Dr. Crucifer could have come from another planet. His was a face of grue, a little balloon of dead-white cheeks and jowls with eyes, ringed in black, which seemed to have fixed the features they no longer animated: two windows, shades drawn. It was a head that Darconville perhaps had seen only once before — the bust of Niccolô Strozzi in the Dahlem Museum. There was no beard or bodily hair, only a parchmentlike, pasty skin which wasn’t mat-white, neither the Chinese white of oil pigment, nor of that hue which leprosy had bleached out, but a sleek shiny fat with the tint of gambroon.

He was tall and cold and white, showing the same peculiar mis-configuration of body that was George Washington’s, a pinball-sized head in striking contrast to the tall elongated trunk of the obesus which suggested a kind of blown-out gigantism and ran into swollen breasts, fat pads, and affluent buttocks that seemed to be pinguefying on their own steaks. The thyroid cartilage was inconspicuous. He had tits. He had a buffalo hump in his shoulders.
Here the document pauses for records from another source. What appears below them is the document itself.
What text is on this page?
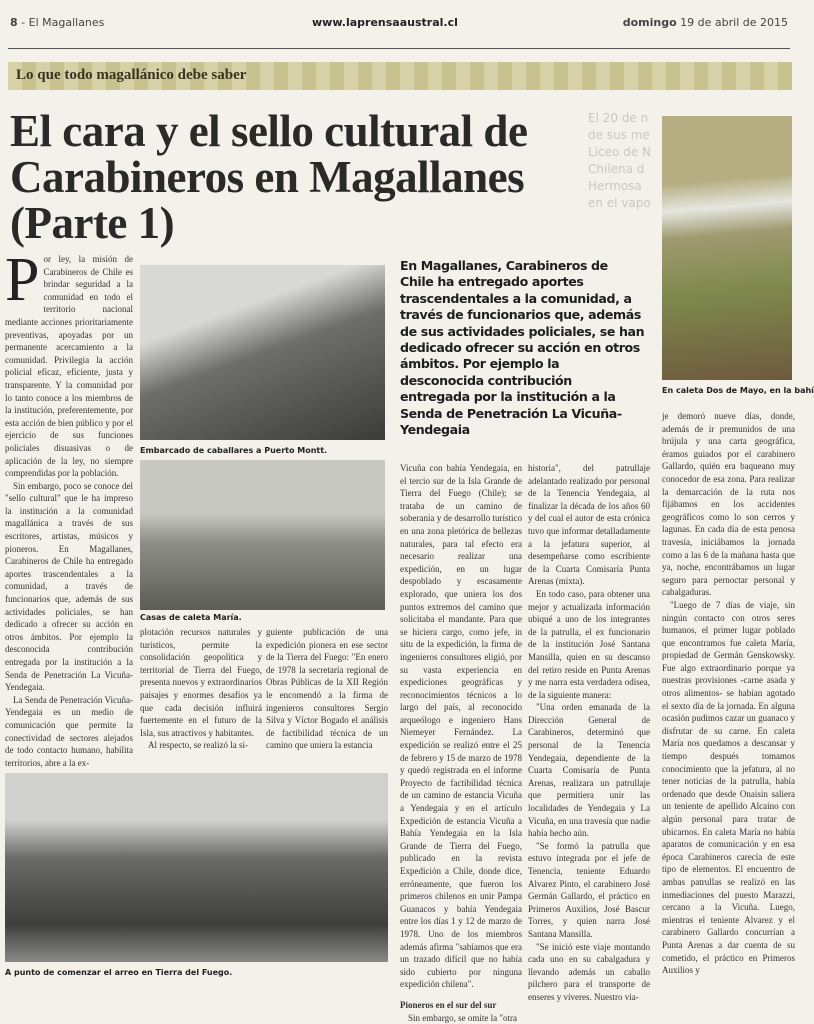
8 - El Magallanes	www.laprensaaustral.cl	domingo 19 de abril de 2015
Lo que todo magallánico debe saber
El cara y el sello cultural de
Carabineros en Magallanes
(Parte 1)
El 20 de n
de sus me
Liceo de N
Chilena d
Hermosa
en el vapo
En caleta Dos de Mayo, en la bahí
P or ley, la misión de Carabineros de Chile es brindar seguridad a la comunidad en todo el territorio nacional mediante acciones prioritariamente preventivas, apoyadas por un permanente acercamiento a la comunidad. Privilegia la acción policial eficaz, eficiente, justa y transparente. Y la comunidad por lo tanto conoce a los miembros de la institución, preferentemente, por esta acción de bien público y por el ejercicio de sus funciones policiales disuasivas o de aplicación de la ley, no siempre comprendidas por la población.

Sin embargo, poco se conoce del "sello cultural" que le ha impreso la institución a la comunidad magallánica a través de sus escritores, artistas, músicos y pioneros. En Magallanes, Carabineros de Chile ha entregado aportes trascendentales a la comunidad, a través de funcionarios que, además de sus actividades policiales, se han dedicado a ofrecer su acción en otros ámbitos. Por ejemplo la desconocida contribución entregada por la institución a la Senda de Penetración La Vicuña-Yendegaia.

La Senda de Penetración Vicuña-Yendegaia es un medio de comunicación que permite la conectividad de sectores alejados de todo contacto humano, habilita territorios, abre a la ex-

Embarcado de caballares a Puerto Montt.
Casas de caleta María.

plotación recursos naturales y turísticos, permite la consolidación geopolítica y territorial de Tierra del Fuego, presenta nuevos y extraordinarios paisajes y enormes desafíos ya que cada decisión influirá fuertemente en el futuro de la Isla, sus atractivos y habitantes.

Al respecto, se realizó la si-

guiente publicación de una expedición pionera en ese sector de la Tierra del Fuego: "En enero de 1978 la secretaría regional de Obras Públicas de la XII Región le encomendó a la firma de ingenieros consultores Sergio Silva y Víctor Bogado el análisis de factibilidad técnica de un camino que uniera la estancia

A punto de comenzar el arreo en Tierra del Fuego.
En Magallanes, Carabineros de Chile ha entregado aportes trascendentales a la comunidad, a través de funcionarios que, además de sus actividades policiales, se han dedicado ofrecer su acción en otros ámbitos. Por ejemplo la desconocida contribución entregada por la institución a la Senda de Penetración La Vicuña-Yendegaia

Vicuña con bahía Yendegaia, en el tercio sur de la Isla Grande de Tierra del Fuego (Chile); se trataba de un camino de soberanía y de desarrollo turístico en una zona pletórica de bellezas naturales, para tal efecto era necesario realizar una expedición, en un lugar despoblado y escasamente explorado, que uniera los dos puntos extremos del camino que solicitaba el mandante. Para que se hiciera cargo, como jefe, in situ de la expedición, la firma de ingenieros consultores eligió, por su vasta experiencia en expediciones geográficas y reconocimientos técnicos a lo largo del país, al reconocido arqueólogo e ingeniero Hans Niemeyer Fernández. La expedición se realizó entre el 25 de febrero y 15 de marzo de 1978 y quedó registrada en el informe Proyecto de factibilidad técnica de un camino de estancia Vicuña a Yendegaia y en el artículo Expedición de estancia Vicuña a Bahía Yendegaia en la Isla Grande de Tierra del Fuego, publicado en la revista Expedición a Chile, donde dice, erróneamente, que fueron los primeros chilenos en unir Pampa Guanacos y bahía Yendegaia entre los días 1 y 12 de marzo de 1978. Uno de los miembros además afirma "sabíamos que era un trazado difícil que no había sido cubierto por ninguna expedición chilena".

Pioneros en el sur del sur

Sin embargo, se omite la "otra

historia", del patrullaje adelantado realizado por personal de la Tenencia Yendegaia, al finalizar la década de los años 60 y del cual el autor de esta crónica tuvo que informar detalladamente a la jefatura superior, al desempeñarse como escribiente de la Cuarta Comisaría Punta Arenas (mixta).

En todo caso, para obtener una mejor y actualizada información ubiqué a uno de los integrantes de la patrulla, el ex funcionario de la institución José Santana Mansilla, quien en su descanso del retiro reside en Punta Arenas y me narra esta verdadera odisea, de la siguiente manera:

"Una orden emanada de la Dirección General de Carabineros, determinó que personal de la Tenencia Yendegaia, dependiente de la Cuarta Comisaría de Punta Arenas, realizara un patrullaje que permitiera unir las localidades de Yendegaia y La Vicuña, en una travesía que nadie había hecho aún.

"Se formó la patrulla que estuvo integrada por el jefe de Tenencia, teniente Eduardo Alvarez Pinto, el carabinero José Germán Gallardo, el práctico en Primeros Auxilios, José Bascur Torres, y quien narra José Santana Mansilla.

"Se inició este viaje montando cada uno en su cabalgadura y llevando además un caballo pilchero para el transporte de enseres y víveres. Nuestro via-

je demoró nueve días, donde, además de ir premunidos de una brújula y una carta geográfica, éramos guiados por el carabinero Gallardo, quién era baqueano muy conocedor de esa zona. Para realizar la demarcación de la ruta nos fijábamos en los accidentes geográficos como lo son cerros y lagunas. En cada día de esta penosa travesía, iniciábamos la jornada como a las 6 de la mañana hasta que ya, noche, encontrábamos un lugar seguro para pernoctar personal y cabalgaduras.

"Luego de 7 días de viaje, sin ningún contacto con otros seres humanos, el primer lugar poblado que encontramos fue caleta María, propiedad de Germán Genskowsky. Fue algo extraordinario porque ya nuestras provisiones -carne asada y otros alimentos- se habían agotado el sexto día de la jornada. En alguna ocasión pudimos cazar un guanaco y disfrutar de su carne. En caleta María nos quedamos a descansar y tiempo después tomamos conocimiento que la jefatura, al no tener noticias de la patrulla, había ordenado que desde Onaisin saliera un teniente de apellido Alcaíno con algún personal para tratar de ubicarnos. En caleta María no había aparatos de comunicación y en esa época Carabineros carecía de este tipo de elementos. El encuentro de ambas patrullas se realizó en las inmediaciones del puesto Marazzi, cercano a la Vicuña. Luego, mientras el teniente Alvarez y el carabinero Gallardo concurrían a Punta Arenas a dar cuenta de su cometido, el práctico en Primeros Auxilios y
His hands were pudgy, with dimpled knuckles, and his fingers were long and groomed like a woman’s, the nails left sharp and cut almost to a triangle. The hair on his head was black, shiny, and hard, belying an advanced age that could be seen only in his teeth. The effect was that of seeing a great lubberly boy who resembled — forgive the unpicturable image — a giant dwarf: the pendulous belly, a low abdomen big as a budget, a draffsack with short ineffectual arms that implied poor muscular development, demineralized bones, and extreme fatigability. A malodorous perspiration could be detected as he came closer.

He smiled uncannily, glowered suddenly in a fit: there was no easy passage in his face from one mood to another. When he spoke he whistled through his nose, his ogival head moving slowly from side to side, and yet the expression on his face was generally blank, mobile only in so much as speaking demanded it. His mouth looked like a baby’s, puckered out like a file-fish, and incredibly there was no salivation associated with it, for his tongue, mouth, and lips were dry —with no moisture in evidence at all — and the sounds of his speech, like cornshucks rustling, came out in rasps. It was a creature from the moonlight world.
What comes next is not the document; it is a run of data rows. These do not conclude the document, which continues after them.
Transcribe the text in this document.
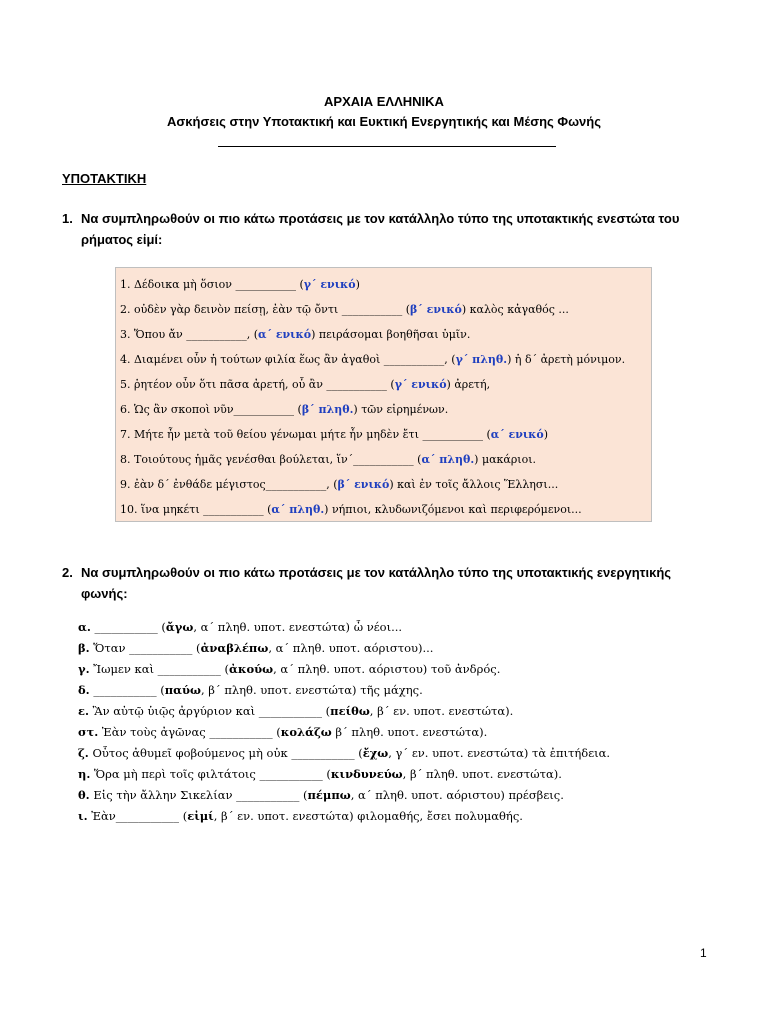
ΑΡΧΑΙΑ ΕΛΛΗΝΙΚΑ
Ασκήσεις στην Υποτακτική και Ευκτική Ενεργητικής και Μέσης Φωνής
ΥΠΟΤΑΚΤΙΚΗ
1. Να συμπληρωθούν οι πιο κάτω προτάσεις με τον κατάλληλο τύπο της υποτακτικής ενεστώτα του ρήματος εἰμί:
1. Δέδοικα μὴ ὅσιον ___________ (γ΄ ενικό)
2. οὐδὲν γὰρ δεινὸν πείσῃ, ἐὰν τῷ ὄντι ___________ (β΄ ενικό) καλὸς κἀγαθός ...
3. Ὅπου ἄν ___________, (α΄ ενικό) πειράσομαι βοηθῆσαι ὑμῖν.
4. Διαμένει οὖν ἡ τούτων φιλία ἕως ἂν ἀγαθοὶ ___________, (γ΄ πληθ.) ἡ δ΄ ἀρετὴ μόνιμον.
5. ῥητέον οὖν ὅτι πᾶσα ἀρετή, οὗ ἂν ___________ (γ΄ ενικό) ἀρετή,
6. Ὡς ἂν σκοποὶ νῦν___________ (β΄ πληθ.) τῶν εἰρημένων.
7. Μήτε ἦν μετὰ τοῦ θείου γένωμαι μήτε ἦν μηδὲν ἔτι ___________ (α΄ ενικό)
8. Τοιούτους ἡμᾶς γενέσθαι βούλεται, ἵν΄___________ (α΄ πληθ.) μακάριοι.
9. ἐὰν δ΄ ἐνθάδε μέγιστος___________, (β΄ ενικό) καὶ ἐν τοῖς ἄλλοις Ἕλλησι...
10. ἵνα μηκέτι ___________ (α΄ πληθ.) νήπιοι, κλυδωνιζόμενοι καὶ περιφερόμενοι...
2. Να συμπληρωθούν οι πιο κάτω προτάσεις με τον κατάλληλο τύπο της υποτακτικής ενεργητικής φωνής:
α. ___________ (ἄγω, α΄ πληθ. υποτ. ενεστώτα) ὦ νέοι...
β. Ὅταν ___________ (ἀναβλέπω, α΄ πληθ. υποτ. αόριστου)...
γ. Ἴωμεν καὶ ___________ (ἀκούω, α΄ πληθ. υποτ. αόριστου) τοῦ ἀνδρός.
δ. ___________ (παύω, β΄ πληθ. υποτ. ενεστώτα) τῆς μάχης.
ε. Ἂν αὐτῷ ὑιῷς ἀργύριον καὶ ___________ (πείθω, β΄ εν. υποτ. ενεστώτα).
στ. Ἐὰν τοὺς ἀγῶνας ___________ (κολάζω β΄ πληθ. υποτ. ενεστώτα).
ζ. Οὗτος ἀθυμεῖ φοβούμενος μὴ οὐκ ___________ (ἔχω, γ΄ εν. υποτ. ενεστώτα) τὰ ἐπιτήδεια.
η. Ὅρα μὴ περὶ τοῖς φιλτάτοις ___________ (κινδυνεύω, β΄ πληθ. υποτ. ενεστώτα).
θ. Εἰς τὴν ἄλλην Σικελίαν ___________ (πέμπω, α΄ πληθ. υποτ. αόριστου) πρέσβεις.
ι. Ἐὰν___________ (εἰμί, β΄ εν. υποτ. ενεστώτα) φιλομαθής, ἔσει πολυμαθής.
1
“Love?” he screeched. “Love?” He looked as if he had been whipped in the face. “The impatient disease? The poor man’s grand opera? That desert of loneliness and recrimination? The stinkingest word, you mean, in the Schimpftexicon of song and sentiment?” Crucifer banged the table furiously, the sudden and violent response turning his eyes white in an ophthalmic roll. “That thing which boys and girls spin tops at? The mood that can comment on every woe? The delusion, you mean, that one woman differs from another? That set of alcove manners, the demand for which hatred owes all its meaning, is this what you have in mind? That thing of dark imaginings that shapes by chance the perils it by choice can escape? The emotion that makes you leer like a sheepbiter, fawn like a spaniel, crouch like a Jew?” Crucifer swallowed. “Love — pronounced, I believe, looove ,” he mocked, “in the southern part of this country — is a state of mind sustained by a variety of imbecile distractions, the divisor of two solitudes shoved into the dividend of desperation for a quotient of what? Division! The inverse of multiplication!

“Can you eat love?” Crucifer spat air and waltzed vulgarly forward. “Can you cook love? Can you sit on love? Can you crawl under love when it’s raining? Can you drive love to the Leucadian groves? Can you wear love when it’s cold out? Can you taste it? Touch it? Feel it? Smell? Or depend on it? Can you do anything besides breed with it? Can you? Well, tell me, can you ?”

For a moment, Darconville was actually frightened.

“Desire,” whispered Crucifer, “is a sad thing, and love is all the foolish know to lighten the burden. You can alter a cat, perhaps, but not the stupidities of mankind. No, there is no authority but Milton’s for Adam and Eve having left the Garden of Paradise hand in hand. I suspect he beat the living shit out of her”—as he laughed he covered his face with his hand—”and was left alone.”